Thimphu, Punakha, Bhutan

2015

Fotos

Lisa Ehrensperger, Roland Frei

23.09.2015

Aus dem Reisetagebuch

Heute beginnen die rituellen Tänze des „Tshechu festivals“ in einer eigens an den grossen Dzong des Königs dafür angebauten Arena. Tashichho heisst der Dzong, der bereits 1216 erbaut worden sein soll. Der König hat keinen langen Arbeitsweg, denn sein privates Wohnhaus, seine Residenz liegt gerade einmal auf der anderen Seite der Strasse. Eine seriös bewachte Anlage, die man nicht fotografieren darf und da kennt die Bhutanische Armee keinen Spass. Jigme gibt uns weitere Verhaltensregeln durch. Das Fest ist für die Bhutaner ein wichtiges Reinigungsritual und normalerweise kommen alle Bewohner an mindestens eines der über 24 Feste die im Lande gefeiert werden. Hier in Thimphu ist das nicht mehr möglich, aber die Arena mit dem Dzong als Hauptfassade ist bereits gut gefüllt, wie wir ankommen. Schätzungsweise 8‘000  - 10‘000 Zuschauer feiern ein buntes Miteinander mit religiösem Hintergrund. Alle in ihren Festtagskleidern. Nicht nur der Baustil soll nationale Identität schaffen, auch die einheitliche Kleidung.

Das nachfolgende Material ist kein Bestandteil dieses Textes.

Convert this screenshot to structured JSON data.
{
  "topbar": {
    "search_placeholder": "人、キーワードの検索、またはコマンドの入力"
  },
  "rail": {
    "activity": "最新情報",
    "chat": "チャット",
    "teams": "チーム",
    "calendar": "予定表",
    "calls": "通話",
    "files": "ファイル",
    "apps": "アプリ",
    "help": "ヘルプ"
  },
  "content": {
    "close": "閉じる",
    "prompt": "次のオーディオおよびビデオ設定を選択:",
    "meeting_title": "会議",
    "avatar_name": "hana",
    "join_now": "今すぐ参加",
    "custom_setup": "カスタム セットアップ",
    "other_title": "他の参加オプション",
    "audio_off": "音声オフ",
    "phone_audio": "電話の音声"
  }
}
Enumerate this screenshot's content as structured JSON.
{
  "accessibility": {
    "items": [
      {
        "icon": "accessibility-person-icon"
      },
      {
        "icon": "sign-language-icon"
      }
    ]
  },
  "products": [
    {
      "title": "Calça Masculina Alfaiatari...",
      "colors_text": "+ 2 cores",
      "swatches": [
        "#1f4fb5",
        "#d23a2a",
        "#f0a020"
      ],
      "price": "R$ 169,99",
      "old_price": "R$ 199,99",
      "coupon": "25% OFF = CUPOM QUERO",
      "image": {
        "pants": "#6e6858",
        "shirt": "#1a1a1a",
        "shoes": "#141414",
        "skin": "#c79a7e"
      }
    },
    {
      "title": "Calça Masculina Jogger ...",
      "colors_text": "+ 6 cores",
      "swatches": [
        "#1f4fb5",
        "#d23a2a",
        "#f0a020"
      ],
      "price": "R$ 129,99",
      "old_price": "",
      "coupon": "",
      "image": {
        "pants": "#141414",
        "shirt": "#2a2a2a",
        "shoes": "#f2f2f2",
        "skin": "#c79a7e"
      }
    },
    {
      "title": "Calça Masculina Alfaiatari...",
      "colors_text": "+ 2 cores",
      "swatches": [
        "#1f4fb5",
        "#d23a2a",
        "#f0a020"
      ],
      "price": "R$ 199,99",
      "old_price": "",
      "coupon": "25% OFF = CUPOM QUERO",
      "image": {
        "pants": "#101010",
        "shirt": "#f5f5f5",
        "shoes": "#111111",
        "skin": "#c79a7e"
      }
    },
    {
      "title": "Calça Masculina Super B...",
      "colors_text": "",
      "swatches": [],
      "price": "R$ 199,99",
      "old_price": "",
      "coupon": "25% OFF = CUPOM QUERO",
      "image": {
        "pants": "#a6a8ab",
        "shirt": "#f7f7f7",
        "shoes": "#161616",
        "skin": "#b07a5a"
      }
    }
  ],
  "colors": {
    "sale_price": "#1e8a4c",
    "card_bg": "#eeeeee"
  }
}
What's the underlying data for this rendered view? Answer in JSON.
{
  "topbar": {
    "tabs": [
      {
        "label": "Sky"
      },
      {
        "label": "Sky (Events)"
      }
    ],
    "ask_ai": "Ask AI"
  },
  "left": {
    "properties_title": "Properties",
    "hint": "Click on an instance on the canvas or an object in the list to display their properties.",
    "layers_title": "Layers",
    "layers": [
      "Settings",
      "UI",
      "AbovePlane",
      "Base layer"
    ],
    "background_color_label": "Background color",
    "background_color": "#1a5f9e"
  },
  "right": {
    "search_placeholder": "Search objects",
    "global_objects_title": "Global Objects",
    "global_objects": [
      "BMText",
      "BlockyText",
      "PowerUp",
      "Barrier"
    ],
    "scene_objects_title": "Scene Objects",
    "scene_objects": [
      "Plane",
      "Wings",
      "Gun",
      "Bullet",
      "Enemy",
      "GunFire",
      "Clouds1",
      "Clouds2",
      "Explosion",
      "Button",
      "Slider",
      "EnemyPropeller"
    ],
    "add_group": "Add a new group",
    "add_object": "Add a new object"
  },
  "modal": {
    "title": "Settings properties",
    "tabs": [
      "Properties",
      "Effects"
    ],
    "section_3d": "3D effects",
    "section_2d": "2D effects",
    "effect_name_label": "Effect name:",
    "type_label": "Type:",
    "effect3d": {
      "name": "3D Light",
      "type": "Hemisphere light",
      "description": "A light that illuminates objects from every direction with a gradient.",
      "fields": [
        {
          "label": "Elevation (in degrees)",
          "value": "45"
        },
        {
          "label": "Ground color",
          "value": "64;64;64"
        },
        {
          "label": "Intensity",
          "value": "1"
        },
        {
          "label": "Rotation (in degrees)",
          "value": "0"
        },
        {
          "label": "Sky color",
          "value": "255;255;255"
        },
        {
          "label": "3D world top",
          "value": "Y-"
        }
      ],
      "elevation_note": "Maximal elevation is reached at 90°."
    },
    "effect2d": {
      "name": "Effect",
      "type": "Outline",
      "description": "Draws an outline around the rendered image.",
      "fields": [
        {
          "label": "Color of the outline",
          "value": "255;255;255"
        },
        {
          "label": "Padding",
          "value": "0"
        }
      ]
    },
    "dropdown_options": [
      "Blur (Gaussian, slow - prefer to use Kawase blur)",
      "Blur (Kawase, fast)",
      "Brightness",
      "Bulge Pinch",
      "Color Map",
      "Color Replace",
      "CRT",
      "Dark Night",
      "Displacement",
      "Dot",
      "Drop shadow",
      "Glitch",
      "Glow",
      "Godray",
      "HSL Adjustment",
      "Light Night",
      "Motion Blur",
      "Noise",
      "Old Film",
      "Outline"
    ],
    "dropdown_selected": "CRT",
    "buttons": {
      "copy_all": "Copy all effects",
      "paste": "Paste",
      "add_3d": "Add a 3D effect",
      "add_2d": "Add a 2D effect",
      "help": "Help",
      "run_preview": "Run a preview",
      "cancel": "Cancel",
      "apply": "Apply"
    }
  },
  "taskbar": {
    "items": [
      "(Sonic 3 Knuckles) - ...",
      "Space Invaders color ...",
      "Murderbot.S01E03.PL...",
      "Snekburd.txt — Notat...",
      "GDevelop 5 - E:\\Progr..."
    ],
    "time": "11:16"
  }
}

Diese ist streng reglementiert und erklärt dem Kenner Rang und Position der Person. Die Männer tragen den „Gho“, ein mit dem tibetischen „chuba“ verwandten Langrock, der von einem wollenen Gürtel (Kera) zusammengebunden wird. Mich erinnert das Kleidungsstück stark an schottische Kilts und tatsächlich hat das Muster auf dem „Gho“ von Jigme erstaunliche Ähnlichkeit mit einem schottischen Tartan (ursprünglich trugen die Bhutaner auch dasselbe unter dem Gho wie die Schotten unter dem Kilt). Nur dass die Ärmel in weissen Manschetten enden, weiss die Farbe des Respektes, der Reinheit. Bei den Männern ist dieser Umschlag immer weiss. Über dem Gho wird ein Schal, der „kabney“ getragen. Dieser zeigt den gesellschaftlichen Rang seines Trägers an, normalerweise ist er weiss. Auch die Frauen haben sich aufgeputzt tragen ihren schönsten „Kira“, den bodenlangen, engen Rock, darüber eine farbige Bluse „Wonju“ genannt, zur Schau. Diese zweiteiligen Kleider sind farbiger, bunter, die Stoffe, häufig Seide, elaborierte Eleganz. Jigme erzählt, dass früher der König hier am Fest seine Braut ausgewählt hat, deswegen ist es für die Frauen wichtig, attraktiv auszusehen. Sich zu präsentieren. Individualität in der Gleichheit. Man hat das Gefühl, Frauen und Männer, sogar die Kinder tragen die Bhutanische Kleidung mit Stolz.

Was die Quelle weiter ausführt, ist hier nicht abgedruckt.